Professor of Economics and International Affairs

Graciela Laura Kaminsky is a professor of economics and international affairs at George Washington University and a faculty research associate at the National Bureau of Economic Research. Kaminsky studied economics at the Massachusetts Institute of Technology where she received her Ph.D. In 1984 she did a brief research stay at the Argentine Central Bank, later in 1985 she moved to San Diego as an assistant professor at the University of California. In 1992 she worked on the board of governors of the US Federal Reserve System, later in 1998 she was appointed a full professor at George Washington University, where she works at the Elliot School of International Affairs. Kaminsky has been a visiting scholar at the Bank of Japan, the Bank of Spain, the Federal Reserve Bank of New York, the Hong Kong Monetary Authority, and the Central Bank of France.

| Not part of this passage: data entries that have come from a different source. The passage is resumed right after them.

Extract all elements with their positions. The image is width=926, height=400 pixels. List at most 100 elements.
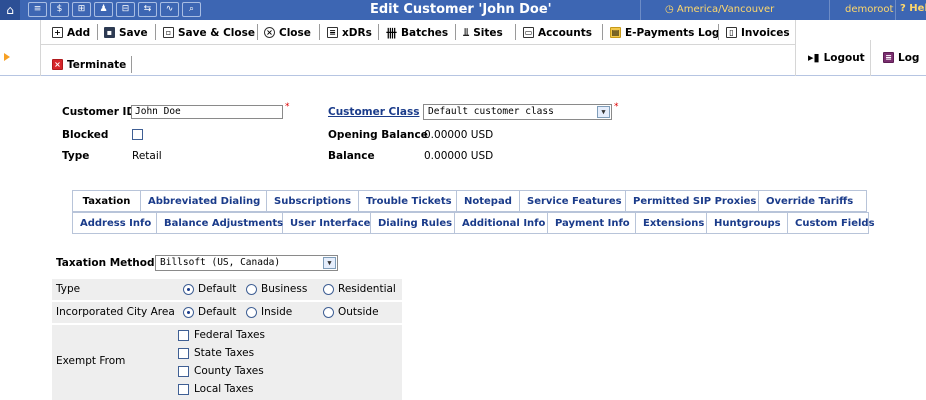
epayments-icon: ▤ (610, 27, 621, 38)
save-button[interactable]: ▪ Save (104, 24, 148, 41)
customer-id-label: Customer ID (62, 106, 136, 118)
city-area-inside-radio[interactable]: Inside (246, 306, 292, 318)
close-icon: × (264, 27, 275, 38)
home-icon[interactable]: ⌂ (0, 0, 20, 20)
tab-service-features[interactable]: Service Features (520, 191, 626, 211)
tax-type-residential-radio[interactable]: Residential (323, 283, 396, 295)
tab-permitted-sip-proxies[interactable]: Permitted SIP Proxies (626, 191, 759, 211)
toolbar-separator (718, 24, 719, 40)
radio-icon (246, 306, 257, 318)
accounts-icon: ▭ (523, 27, 534, 38)
tab-abbreviated-dialing[interactable]: Abbreviated Dialing (141, 191, 267, 211)
transfer-icon[interactable]: ⇆ (138, 2, 157, 17)
dollar-icon[interactable]: $ (50, 2, 69, 17)
tab-huntgroups[interactable]: Huntgroups (707, 213, 788, 233)
state-taxes-checkbox[interactable]: State Taxes (178, 347, 254, 359)
county-taxes-checkbox[interactable]: County Taxes (178, 365, 264, 377)
toolbar-separator (319, 24, 320, 40)
blocked-checkbox[interactable] (132, 129, 143, 140)
plus-icon: + (52, 27, 63, 38)
toolbar-divider (40, 20, 41, 76)
invoices-icon: ▯ (726, 27, 737, 38)
search-icon[interactable]: ⌕ (182, 2, 201, 17)
doc-icon[interactable]: ⊟ (116, 2, 135, 17)
tab-override-tariffs[interactable]: Override Tariffs (759, 191, 866, 211)
clock-icon: ◷ (665, 4, 674, 15)
tab-address-info[interactable]: Address Info (73, 213, 157, 233)
type-value: Retail (132, 150, 162, 162)
toolbar-separator (378, 24, 379, 40)
tab-dialing-rules[interactable]: Dialing Rules (371, 213, 455, 233)
tab-notepad[interactable]: Notepad (457, 191, 520, 211)
tab-balance-adjustments[interactable]: Balance Adjustments (157, 213, 283, 233)
xdrs-button[interactable]: ≡ xDRs (327, 24, 372, 41)
exempt-from-row: Exempt From Federal Taxes State Taxes Co… (52, 325, 402, 400)
sites-icon: ⫫ (463, 25, 470, 39)
terminate-icon: × (52, 59, 63, 70)
tab-user-interface[interactable]: User Interface (283, 213, 371, 233)
toolbar-separator (155, 24, 156, 40)
toolbar-separator (515, 24, 516, 40)
exempt-from-label: Exempt From (56, 355, 126, 367)
radio-icon (323, 306, 334, 318)
help-link[interactable]: ? Help (900, 3, 926, 14)
batches-button[interactable]: 卌 Batches (386, 24, 448, 41)
accounts-button[interactable]: ▭ Accounts (523, 24, 592, 41)
city-area-outside-label: Outside (338, 306, 379, 318)
sites-button[interactable]: ⫫ Sites (463, 24, 503, 41)
type-label: Type (62, 150, 90, 162)
local-taxes-checkbox[interactable]: Local Taxes (178, 383, 253, 395)
log-button[interactable]: ≡ Log (883, 49, 919, 66)
toolbar-separator (97, 24, 98, 40)
invoices-label: Invoices (741, 26, 790, 39)
city-area-default-radio[interactable]: Default (183, 306, 236, 318)
checkbox-icon (178, 347, 189, 359)
tab-additional-info[interactable]: Additional Info (455, 213, 548, 233)
person-icon[interactable]: ♟ (94, 2, 113, 17)
tax-type-default-label: Default (198, 283, 237, 295)
customer-id-input[interactable]: John Doe (131, 105, 283, 119)
tab-custom-fields[interactable]: Custom Fields (788, 213, 875, 233)
logout-label: Logout (823, 51, 865, 64)
current-user[interactable]: demoroot (845, 4, 893, 15)
toolbar-separator (602, 24, 603, 40)
chevron-down-icon: ▼ (597, 106, 610, 118)
federal-taxes-checkbox[interactable]: Federal Taxes (178, 329, 265, 341)
tax-type-label: Type (56, 283, 81, 295)
xdr-list-icon: ≡ (327, 27, 338, 38)
customer-class-value: Default customer class (428, 106, 554, 117)
radio-icon (246, 283, 257, 295)
help-label: Help (909, 3, 926, 14)
balance-value: 0.00000 USD (424, 150, 494, 162)
logout-button[interactable]: ▸▮ Logout (808, 49, 865, 66)
tab-payment-info[interactable]: Payment Info (548, 213, 636, 233)
tab-trouble-tickets[interactable]: Trouble Tickets (359, 191, 457, 211)
taxation-method-select[interactable]: Billsoft (US, Canada) ▼ (155, 255, 338, 271)
tax-type-business-radio[interactable]: Business (246, 283, 307, 295)
tab-row-2: Address Info Balance Adjustments User In… (72, 212, 875, 234)
terminate-button[interactable]: × Terminate (52, 56, 126, 73)
add-button[interactable]: + Add (52, 24, 90, 41)
invoices-button[interactable]: ▯ Invoices (726, 24, 790, 41)
grid-icon[interactable]: ⊞ (72, 2, 91, 17)
radio-selected-icon (183, 283, 194, 295)
timezone-label: America/Vancouver (676, 4, 775, 15)
timezone-link[interactable]: ◷ America/Vancouver (665, 4, 774, 15)
save-close-button[interactable]: ▫ Save & Close (163, 24, 255, 41)
toolbar-separator (257, 24, 258, 40)
toolbar-expand-arrow-icon[interactable] (4, 53, 10, 61)
tax-type-default-radio[interactable]: Default (183, 283, 236, 295)
customer-class-select[interactable]: Default customer class ▼ (423, 104, 612, 120)
tab-subscriptions[interactable]: Subscriptions (267, 191, 359, 211)
list-icon[interactable]: ≡ (28, 2, 47, 17)
tab-extensions[interactable]: Extensions (636, 213, 707, 233)
epayments-log-button[interactable]: ▤ E-Payments Log (610, 24, 719, 41)
add-label: Add (67, 26, 91, 39)
taxation-method-value: Billsoft (US, Canada) (160, 257, 281, 268)
customer-class-link[interactable]: Customer Class (328, 106, 419, 118)
chart-icon[interactable]: ∿ (160, 2, 179, 17)
toolbar: + Add ▪ Save ▫ Save & Close × Close ≡ xD… (0, 20, 926, 76)
close-button[interactable]: × Close (264, 24, 311, 41)
tab-taxation[interactable]: Taxation (73, 191, 141, 211)
city-area-outside-radio[interactable]: Outside (323, 306, 379, 318)
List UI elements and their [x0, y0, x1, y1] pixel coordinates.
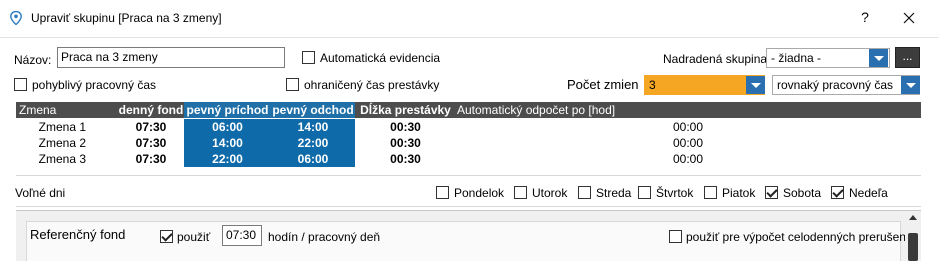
divider — [16, 175, 921, 176]
scroll-thumb[interactable] — [908, 233, 918, 261]
auto-deduction-cell: 00:00 — [672, 152, 704, 166]
help-button[interactable]: ? — [855, 9, 875, 25]
day-label-tuesday: Utorok — [532, 186, 568, 200]
reference-fund-use-checkbox[interactable] — [160, 230, 173, 243]
browse-button[interactable]: ... — [895, 47, 920, 68]
interrupt-calc-label: použiť pre výpočet celodenných prerušení — [686, 230, 910, 244]
reference-fund-unit-label: hodín / pracovný deň — [268, 230, 381, 244]
flexible-time-label: pohyblivý pracovný čas — [32, 78, 157, 92]
table-row[interactable]: Zmena 2 07:30 14:00 22:00 00:30 00:00 — [16, 135, 921, 151]
limited-break-checkbox[interactable] — [286, 78, 299, 91]
shifts-count-label: Počet zmien — [567, 77, 639, 92]
day-label-saturday: Sobota — [783, 186, 822, 200]
shift-name-cell: Zmena 1 — [38, 120, 86, 134]
shifts-count-dropdown-button[interactable] — [746, 76, 765, 94]
day-checkbox-tuesday[interactable] — [514, 186, 527, 199]
break-cell: 00:30 — [390, 120, 421, 134]
title-bar: Upraviť skupinu [Praca na 3 zmeny] ? — [0, 0, 939, 38]
reference-fund-box: Referenčný fond použiť 07:30 hodín / pra… — [26, 221, 909, 261]
col-header-fund[interactable]: denný fond — [118, 102, 184, 118]
reference-fund-panel: Referenčný fond použiť 07:30 hodín / pra… — [16, 210, 921, 261]
reference-fund-time-field[interactable]: 07:30 — [222, 225, 262, 246]
day-label-friday: Piatok — [722, 186, 756, 200]
day-checkbox-wednesday[interactable] — [578, 186, 591, 199]
shift-name-cell: Zmena 2 — [38, 136, 86, 150]
departure-cell[interactable]: 22:00 — [271, 135, 355, 151]
shifts-grid: Zmena denný fond pevný príchod pevný odc… — [16, 102, 921, 168]
divider — [16, 206, 921, 207]
col-header-shift[interactable]: Zmena — [19, 102, 115, 118]
parent-group-dropdown-button[interactable] — [869, 49, 888, 67]
auto-evidence-checkbox[interactable] — [302, 51, 315, 64]
day-checkbox-sunday[interactable] — [831, 186, 844, 199]
col-header-departure[interactable]: pevný odchod — [271, 102, 355, 118]
day-checkbox-monday[interactable] — [436, 186, 449, 199]
name-field[interactable]: Praca na 3 zmeny — [57, 47, 285, 68]
free-days-label: Voľné dni — [15, 186, 66, 200]
arrival-cell[interactable]: 06:00 — [184, 119, 271, 135]
day-label-thursday: Štvrtok — [656, 186, 694, 200]
day-label-sunday: Nedeľa — [849, 186, 888, 200]
arrival-cell[interactable]: 22:00 — [184, 151, 271, 167]
fund-cell: 07:30 — [135, 152, 167, 166]
departure-cell[interactable]: 06:00 — [271, 151, 355, 167]
auto-deduction-cell: 00:00 — [672, 120, 704, 134]
limited-break-label: ohraničený čas prestávky — [304, 78, 440, 92]
day-label-monday: Pondelok — [454, 186, 505, 200]
work-time-mode-dropdown-button[interactable] — [901, 76, 920, 94]
reference-fund-use-label: použiť — [177, 230, 211, 244]
day-label-wednesday: Streda — [596, 186, 632, 200]
departure-cell[interactable]: 14:00 — [271, 119, 355, 135]
break-cell: 00:30 — [390, 136, 421, 150]
break-cell: 00:30 — [390, 152, 421, 166]
flexible-time-checkbox[interactable] — [14, 78, 27, 91]
location-pin-icon — [10, 11, 22, 25]
parent-group-label: Nadradená skupina: — [663, 52, 771, 66]
name-label: Názov: — [14, 53, 52, 67]
grid-header: Zmena denný fond pevný príchod pevný odc… — [16, 102, 921, 118]
day-checkbox-saturday[interactable] — [765, 186, 778, 199]
col-header-auto-deduction[interactable]: Automatický odpočet po [hod] — [457, 102, 657, 118]
table-row[interactable]: Zmena 3 07:30 22:00 06:00 00:30 00:00 — [16, 151, 921, 167]
col-header-arrival[interactable]: pevný príchod — [184, 102, 271, 118]
vertical-scrollbar[interactable] — [905, 211, 921, 261]
arrival-cell[interactable]: 14:00 — [184, 135, 271, 151]
work-time-mode-select[interactable]: rovnaký pracovný čas — [772, 75, 920, 95]
col-header-break[interactable]: Dĺžka prestávky — [358, 102, 453, 118]
auto-deduction-cell: 00:00 — [672, 136, 704, 150]
shift-name-cell: Zmena 3 — [38, 152, 86, 166]
scroll-up-icon[interactable] — [909, 215, 917, 220]
auto-evidence-label: Automatická evidencia — [320, 51, 441, 65]
table-row[interactable]: Zmena 1 07:30 06:00 14:00 00:30 00:00 — [16, 119, 921, 135]
window-title: Upraviť skupinu [Praca na 3 zmeny] — [31, 11, 222, 25]
day-checkbox-friday[interactable] — [704, 186, 717, 199]
fund-cell: 07:30 — [135, 136, 167, 150]
interrupt-calc-checkbox[interactable] — [669, 230, 682, 243]
day-checkbox-thursday[interactable] — [638, 186, 651, 199]
fund-cell: 07:30 — [135, 120, 167, 134]
reference-fund-label: Referenčný fond — [30, 227, 126, 242]
close-icon[interactable] — [898, 8, 920, 28]
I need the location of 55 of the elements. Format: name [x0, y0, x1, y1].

Kaminsky’s research focuses on contagion, currency and financial crises, exchange rates, fiscal and monetary policies, international capital flows as well as sovereign debt crises. She has published many academic journals, including the American Economic Review, the Journal of Economic Perspectives, Journal of Development Economics, Journal of Monetary Economics and the Journal of International Economics. Furthermore, her research has been highlighted in the financial media such as Business Week, The Financial Times and The Economist.